Oleh: Sri Radjasa
Satu tahun pemerintahan Presiden Prabowo Subianto telah berlalu, namun arah perubahan yang dijanjikan pada masa kampanye belum sepenuhnya terlihat.
Janji koreksi terhadap warisan persoalan yang ditinggalkan pemerintahan sebelumnya tampak masih terhalang oleh bayang-bayang kekuasaan lama yang enggan surut.
Dalam ruang publik, pertanyaan besar mengemuka, apakah pemerintahan hari ini berjalan menuju pembaruan, atau sekadar mengulang bab lama yang dikemas dengan metode baru?
Program-program populis yang diusung di awal masa jabatan, terutama Makan Bergizi Gratis, memang menarik simpati.
Tetapi implementasinya yang tersendat, pengawasan yang belum kuat, dan indikasi merembesnya kepentingan rente, membuat publik kembali meragukan komitmen pemerintah terhadap tata kelola yang bersih. Sebuah program sebesar itu menuntut kesiapan manajemen dan integritas, bukan sekadar kecepatan peluncuran.

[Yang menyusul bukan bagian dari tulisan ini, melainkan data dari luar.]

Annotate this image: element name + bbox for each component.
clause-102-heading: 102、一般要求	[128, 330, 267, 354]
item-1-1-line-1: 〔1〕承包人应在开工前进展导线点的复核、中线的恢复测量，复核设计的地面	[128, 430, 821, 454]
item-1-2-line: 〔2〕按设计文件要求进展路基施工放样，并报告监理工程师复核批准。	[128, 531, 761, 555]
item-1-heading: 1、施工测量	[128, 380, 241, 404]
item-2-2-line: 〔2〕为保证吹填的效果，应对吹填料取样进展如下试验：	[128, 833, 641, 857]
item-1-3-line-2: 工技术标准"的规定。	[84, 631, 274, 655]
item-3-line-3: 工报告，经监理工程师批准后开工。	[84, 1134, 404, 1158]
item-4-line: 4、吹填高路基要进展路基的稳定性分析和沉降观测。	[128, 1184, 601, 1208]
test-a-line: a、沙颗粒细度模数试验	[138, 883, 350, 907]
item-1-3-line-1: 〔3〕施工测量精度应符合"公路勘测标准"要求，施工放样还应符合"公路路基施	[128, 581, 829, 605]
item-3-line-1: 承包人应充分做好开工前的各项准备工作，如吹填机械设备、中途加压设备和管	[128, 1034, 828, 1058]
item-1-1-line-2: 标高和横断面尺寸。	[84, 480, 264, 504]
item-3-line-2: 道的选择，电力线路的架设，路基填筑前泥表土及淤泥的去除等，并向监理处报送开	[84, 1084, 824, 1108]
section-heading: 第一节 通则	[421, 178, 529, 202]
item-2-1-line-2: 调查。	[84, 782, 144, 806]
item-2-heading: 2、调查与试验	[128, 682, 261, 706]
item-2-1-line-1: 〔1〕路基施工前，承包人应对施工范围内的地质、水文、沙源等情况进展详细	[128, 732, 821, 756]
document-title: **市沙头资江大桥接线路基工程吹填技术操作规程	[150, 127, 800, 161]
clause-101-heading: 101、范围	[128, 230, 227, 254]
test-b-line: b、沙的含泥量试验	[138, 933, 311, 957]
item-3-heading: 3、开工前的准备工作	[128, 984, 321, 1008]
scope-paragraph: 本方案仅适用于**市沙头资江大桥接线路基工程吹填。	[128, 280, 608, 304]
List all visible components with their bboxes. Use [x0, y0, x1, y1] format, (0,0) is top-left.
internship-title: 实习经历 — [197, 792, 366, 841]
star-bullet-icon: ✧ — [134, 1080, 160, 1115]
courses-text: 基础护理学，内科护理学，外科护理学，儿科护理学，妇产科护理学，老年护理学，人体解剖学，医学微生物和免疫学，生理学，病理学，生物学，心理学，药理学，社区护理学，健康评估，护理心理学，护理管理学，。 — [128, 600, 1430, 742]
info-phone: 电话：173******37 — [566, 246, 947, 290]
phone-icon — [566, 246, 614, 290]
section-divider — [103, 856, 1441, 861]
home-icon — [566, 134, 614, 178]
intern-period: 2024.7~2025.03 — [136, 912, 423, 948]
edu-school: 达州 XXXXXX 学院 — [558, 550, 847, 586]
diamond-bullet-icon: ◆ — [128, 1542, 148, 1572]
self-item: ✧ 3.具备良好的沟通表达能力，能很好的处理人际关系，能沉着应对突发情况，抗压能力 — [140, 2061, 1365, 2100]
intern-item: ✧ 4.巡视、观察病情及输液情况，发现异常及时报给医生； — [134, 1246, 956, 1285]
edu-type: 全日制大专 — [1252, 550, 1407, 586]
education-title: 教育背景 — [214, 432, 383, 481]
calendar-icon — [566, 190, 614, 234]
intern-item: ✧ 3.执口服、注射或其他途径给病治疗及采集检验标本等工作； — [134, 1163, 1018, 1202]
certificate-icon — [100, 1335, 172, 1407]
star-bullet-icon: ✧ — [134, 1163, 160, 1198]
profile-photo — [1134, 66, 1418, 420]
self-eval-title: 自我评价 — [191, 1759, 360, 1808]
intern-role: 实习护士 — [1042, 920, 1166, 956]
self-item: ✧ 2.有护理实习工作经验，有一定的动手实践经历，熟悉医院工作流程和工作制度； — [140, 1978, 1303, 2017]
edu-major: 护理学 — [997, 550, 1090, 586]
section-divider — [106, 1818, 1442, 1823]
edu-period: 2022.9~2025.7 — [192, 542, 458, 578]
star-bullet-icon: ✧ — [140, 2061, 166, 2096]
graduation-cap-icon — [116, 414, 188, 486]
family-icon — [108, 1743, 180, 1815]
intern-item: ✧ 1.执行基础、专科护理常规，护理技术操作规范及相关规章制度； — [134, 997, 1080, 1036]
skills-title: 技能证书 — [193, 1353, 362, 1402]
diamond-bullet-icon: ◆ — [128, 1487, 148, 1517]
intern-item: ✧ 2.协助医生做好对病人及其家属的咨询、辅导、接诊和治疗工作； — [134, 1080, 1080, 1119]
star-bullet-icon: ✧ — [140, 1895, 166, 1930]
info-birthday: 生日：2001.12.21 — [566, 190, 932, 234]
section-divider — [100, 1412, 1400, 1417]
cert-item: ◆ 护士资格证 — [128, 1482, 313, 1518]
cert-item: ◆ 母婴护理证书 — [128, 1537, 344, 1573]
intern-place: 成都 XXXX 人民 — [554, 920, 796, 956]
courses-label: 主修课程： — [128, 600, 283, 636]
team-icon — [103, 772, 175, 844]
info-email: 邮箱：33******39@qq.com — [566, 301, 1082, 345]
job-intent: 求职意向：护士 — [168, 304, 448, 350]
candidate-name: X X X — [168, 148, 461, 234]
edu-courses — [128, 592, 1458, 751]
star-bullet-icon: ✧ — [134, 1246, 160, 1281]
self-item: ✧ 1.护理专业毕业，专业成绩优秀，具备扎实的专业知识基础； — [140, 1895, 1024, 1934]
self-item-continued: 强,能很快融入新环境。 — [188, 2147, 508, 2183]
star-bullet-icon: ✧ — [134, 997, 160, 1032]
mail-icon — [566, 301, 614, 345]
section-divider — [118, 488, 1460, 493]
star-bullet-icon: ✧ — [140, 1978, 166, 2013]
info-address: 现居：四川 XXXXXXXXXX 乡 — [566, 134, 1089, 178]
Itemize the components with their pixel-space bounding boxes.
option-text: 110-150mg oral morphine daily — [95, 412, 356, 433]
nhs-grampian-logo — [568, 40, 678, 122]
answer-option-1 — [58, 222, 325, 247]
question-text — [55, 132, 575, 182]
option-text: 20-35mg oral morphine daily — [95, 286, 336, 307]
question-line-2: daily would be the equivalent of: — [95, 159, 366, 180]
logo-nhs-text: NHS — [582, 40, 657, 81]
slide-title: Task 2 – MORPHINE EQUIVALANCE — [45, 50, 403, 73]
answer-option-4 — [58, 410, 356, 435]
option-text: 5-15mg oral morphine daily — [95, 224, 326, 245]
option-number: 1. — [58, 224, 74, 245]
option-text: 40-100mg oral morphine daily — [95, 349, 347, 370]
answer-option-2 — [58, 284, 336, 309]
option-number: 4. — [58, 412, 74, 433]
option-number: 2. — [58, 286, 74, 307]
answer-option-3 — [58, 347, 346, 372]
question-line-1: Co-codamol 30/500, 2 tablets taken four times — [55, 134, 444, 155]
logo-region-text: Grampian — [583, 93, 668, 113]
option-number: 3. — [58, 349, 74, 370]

Di sisi penegakan hukum, publik menunggu bukti, bukan sekadar pernyataan. Sejumlah kasus besar yang melibatkan sektor energi, proyek strategis nasional, hingga isu penyimpangan yang menyentuh elite politik, belum menunjukkan kemajuan berarti.
Kekecewaan muncul karena praktik tebang pilih masih terasa, sementara lembaga hukum tampak terjebak dalam tarik-menarik kepentingan. Tanpa keberanian politik yang sungguh-sungguh, penegakan hukum yang adil hanya akan menjadi slogan.
Gaya pemerintahan yang mengandalkan satgas di berbagai lini memperlihatkan respons cepat, tetapi sekaligus menyingkap kelemahan institusi negara.
Ketika setiap masalah diserahkan kepada tim ad-hoc, lembaga formal kehilangan ruang untuk tumbuh dan memperbaiki tata kelola. Negara tidak bisa terus bekerja dalam mode darurat; yang diperlukan adalah sistem yang kuat dan berkelanjutan.
Konstelasi politik internal negeri ini pun menghadirkan ironi tersendiri. Beberapa figur yang sebelumnya berada di lingkar kuasa pemerintahan lama justru kembali mengisi posisi strategis.
Publik wajar bertanya, apakah ini bagian dari konsolidasi nasional, atau bukti bahwa pemerintahan baru tidak benar-benar ingin memutus mata rantai kekuasaan lama?
Sementara itu, sejumlah menteri yang dinilai publik sebagai sumber kekacauan tata kelola tetap dipertahankan, seolah-olah masa lalu yang penuh masalah tak pernah menjadi beban.
Situasi politik menjelang 2029 mulai menggeliat. Ambisi tokoh-tokoh lama untuk kembali ke gelanggang kekuasaan menimbulkan kekhawatiran baru, terutama jika tarikan kepentingan itu mulai memengaruhi kebijakan negara.
Rakyat yang telah kenyang dengan drama politik elit, kini hanya berharap pemerintah fokus bekerja, bukan sibuk mengelola bayang-bayang kekuasaan masa lalu.
Namun harapan publik tidak hilang. Rakyat masih percaya bahwa Presiden Prabowo memiliki ruang untuk melakukan koreksi. Tetapi koreksi itu harus dimulai dari keberanian menata ulang lingkar kekuasaan, memperkuat hukum tanpa kompromi, dan menempatkan integritas di atas kepentingan politik.
Reformasi bukan sekadar perubahan wajah kepemimpinan, melainkan perubahan cara kerja, cara berpikir, dan keberpihakan kepada rakyat.
Setahun pemerintahan adalah waktu yang cukup untuk membangun pondasi, tetapi juga cukup untuk melihat kecenderungan. Jika pemerintah ingin memutus mata rantai masa lalu, langkah-langkah besar harus segera dilakukan.
Jangan sampai harapan publik kembali meredup dan negeri ini kembali terjebak dalam lingkaran lama, yakni perubahan yang dijanjikan, namun tidak pernah benar-benar hadir.